Why can't GCC optimize out `std::sqrt`?
I have the simple program:
#include <cmath>
int main()
{
for (int i = 0; i < 50; ++i)
std::sqrt(i);
}
Clang 3.8 optimizes it out at -O3
, but gcc 6.1 doesn't. It produces the following assembly:
## Annotations in comments added after the question was answered,
## for the benefit of future readers.
main:
pushq %rbx
xorl %ebx, %ebx
jmp .L2
.L4:
pxor %xmm0, %xmm0 # break cvtsi2sd's false dep on the old value of xmm0
pxor %xmm1, %xmm1 # xmm1 = 0.0
cvtsi2sd %ebx, %xmm0 # xmm0 = (double)i
ucomisd %xmm0, %xmm1 # scalar double comparison, setting flags
ja .L7 # if (0.0 > (double)i) sqrt(i); // The `a` = above. AT&T syntax reverses the order, but it's jump if xmm1 above xmm0
.L2:
addl $1, %ebx # i++
cmpl $50, %ebx
jne .L4 # i != 50
xorl %eax, %eax
popq %rbx
ret # return 0
.L7:
call sqrt # only executed on i < 0. Otherwise gcc knows std::sqrt has no side effects.
jmp .L2
If I understand the as-if rule properly, the compiler is allowed to optimize out code that doesn't change the observable behavior of the program, which includes I/O writes, etc. I discard the result of std::sqrt
and don't do any I/O. Furthermore, I don't have #pragma STDC FENV_ACCESS
in my program. Does std::sqrt
have observable side effects or is there another reason why GCC doesn't optimize out the call?
(The initial version of this question had an upper bound of 10e50
, making it an infinite loop.
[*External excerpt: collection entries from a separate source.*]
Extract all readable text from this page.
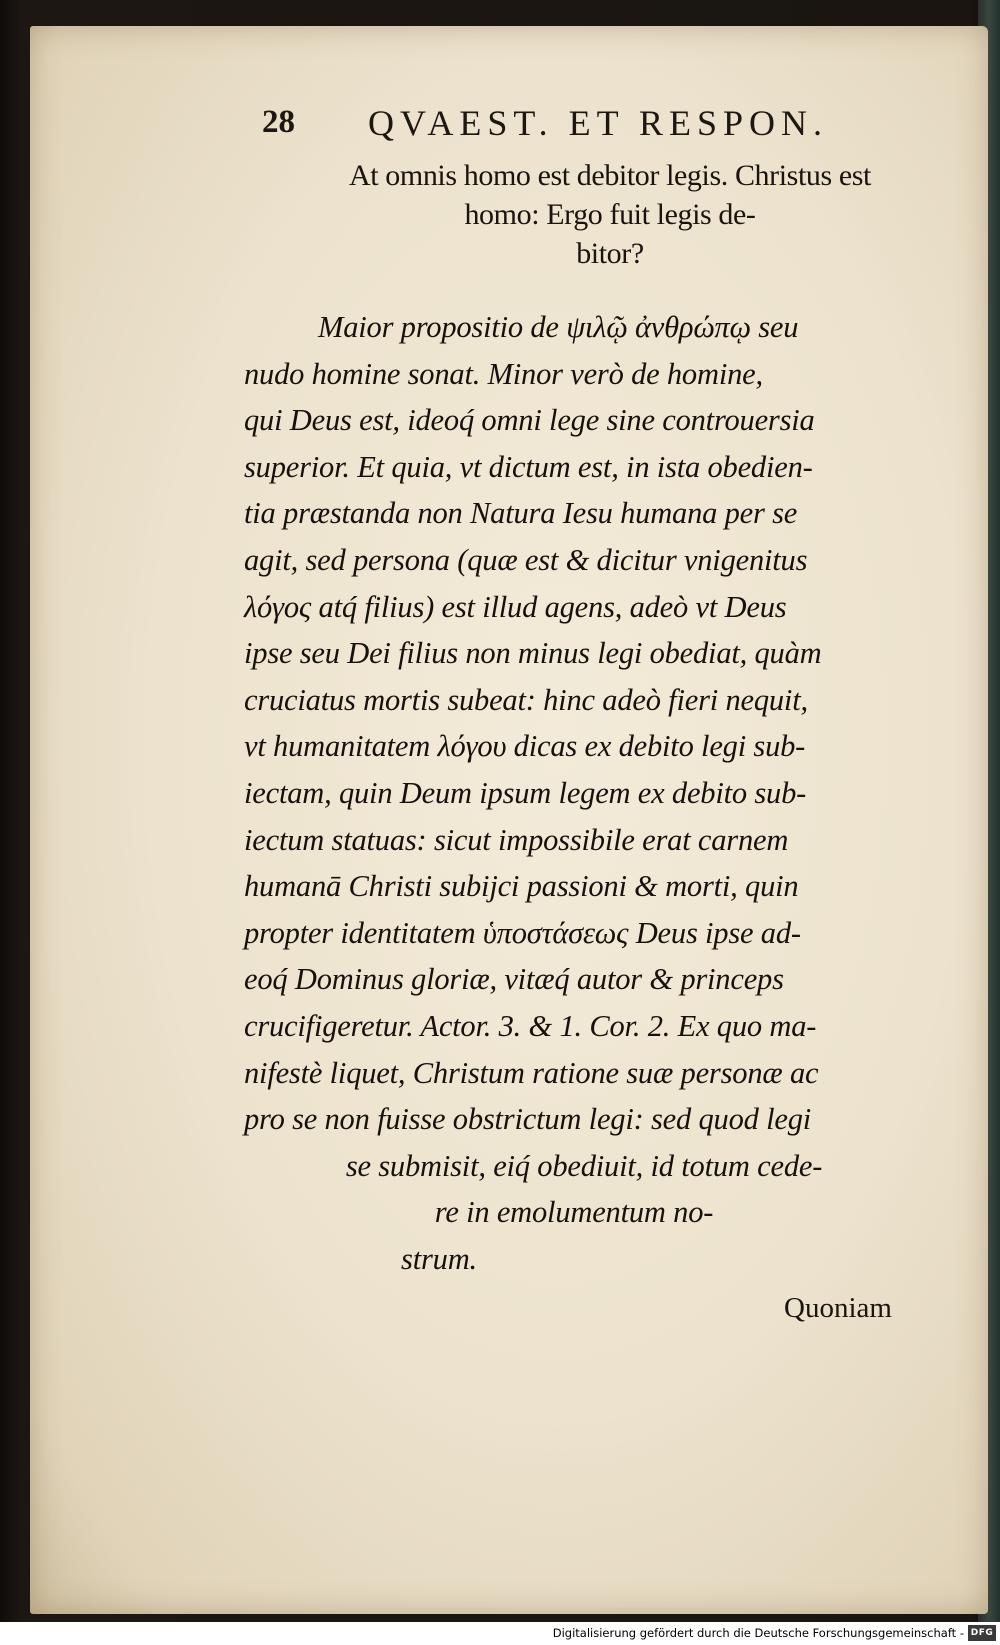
28 QVAEST. ET RESPON.
At omnis homo est debitor legis. Christus est
homo: Ergo fuit legis de-
bitor?
Maior propositio de ψιλῷ ἀνθρώπῳ seu
nudo homine sonat. Minor verò de homine,
qui Deus est, ideoq́ omni lege sine controuersia
superior. Et quia, vt dictum est, in ista obedien-
tia præstanda non Natura Iesu humana per se
agit, sed persona (quæ est & dicitur vnigenitus
λόγος atq́ filius) est illud agens, adeò vt Deus
ipse seu Dei filius non minus legi obediat, quàm
cruciatus mortis subeat: hinc adeò fieri nequit,
vt humanitatem λόγου dicas ex debito legi sub-
iectam, quin Deum ipsum legem ex debito sub-
iectum statuas: sicut impossibile erat carnem
humanā Christi subijci passioni & morti, quin
propter identitatem ὑποστάσεως Deus ipse ad-
eoq́ Dominus gloriæ, vitæq́ autor & princeps
crucifigeretur. Actor. 3. & 1. Cor. 2. Ex quo ma-
nifestè liquet, Christum ratione suæ personæ ac
pro se non fuisse obstrictum legi: sed quod legi
se submisit, eiq́ obediuit, id totum cede-
re in emolumentum no-
strum.
Quoniam
Digitalisierung gefördert durch die Deutsche Forschungsgemeinschaft - DFG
The same thing happens 50
, so nvm the comments about that.)
This is somewhat related to loop unrolling.
int main()
{
for (int i = 0; i <= 16; ++i) // CHANGED NUMBER OF ITERATIONS
std::sqrt(i);
}
is replaced with a return 0;
( g++ -O3 -fdump-tree-all
).
If you take a look at .115t.cunroll
you can see that the code is initially transformed into something like:
// ...
<bb 6>:
i_30 = i_22 + 1;
_32 = (double) i_30;
if (_32 < 0.0)
goto <bb 7>;
else
goto <bb 8>;
<bb 7>:
__builtin_sqrt (_32);
<bb 8>:
i_38 = i_30 + 1;
_40 = (double) i_38;
if (_40 < 0.0)
goto <bb 9>;
else
goto <bb 10>;
<bb 9>:
__builtin_sqrt (_40);
// ...
and the compiler, with actual numbers, can "prove" that each call to sqrt
doesn't have side effects ( .125t.vrp2
):
// ...
<bb 6>:
i_30 = 3;
_32 = 3.0e+0;
if (_32 < 0.0)
goto <bb 7>;
else
goto <bb 8>;
<bb 7>:
__builtin_sqrt (_32);
<bb 8>:
i_38 = 4;
_40 = 4.0e+0;
if (_40 < 0.0)
goto <bb 9>;
else
goto <bb 10>;
<bb 9>:
__builtin_sqrt (_40);
// ...
If the number of iterations is large, gcc:
--param max-completely-peeled-insns=x
--param max-completely-peel-times=y
) sqrt(i)
doesn't have side effects (but a small help is enough, eg std::sqrt(std::abs(i))
). Also gcc (v6.x) doesn't support #pragma STDC FENV_ACCESS
so it must assume that this pragma is ON (otherwise the generated code can be incorrect) (the situation is more complex, see bug 34678 and Tavian Barnes' comment).
The reason is that the standard requires to set errno
in case sqrt
is passed a negative number. Apparently for the value 50 (too much for unrolling) g++ "forgets" that negative values are not possible and for small values instead unrolls and discovers in each single case by constant propagation that no need of setting errno
may arise.
Also taking the absolute value before calling sqrt
apparently ensures g++ that it's impossible to have a negative argument to pass.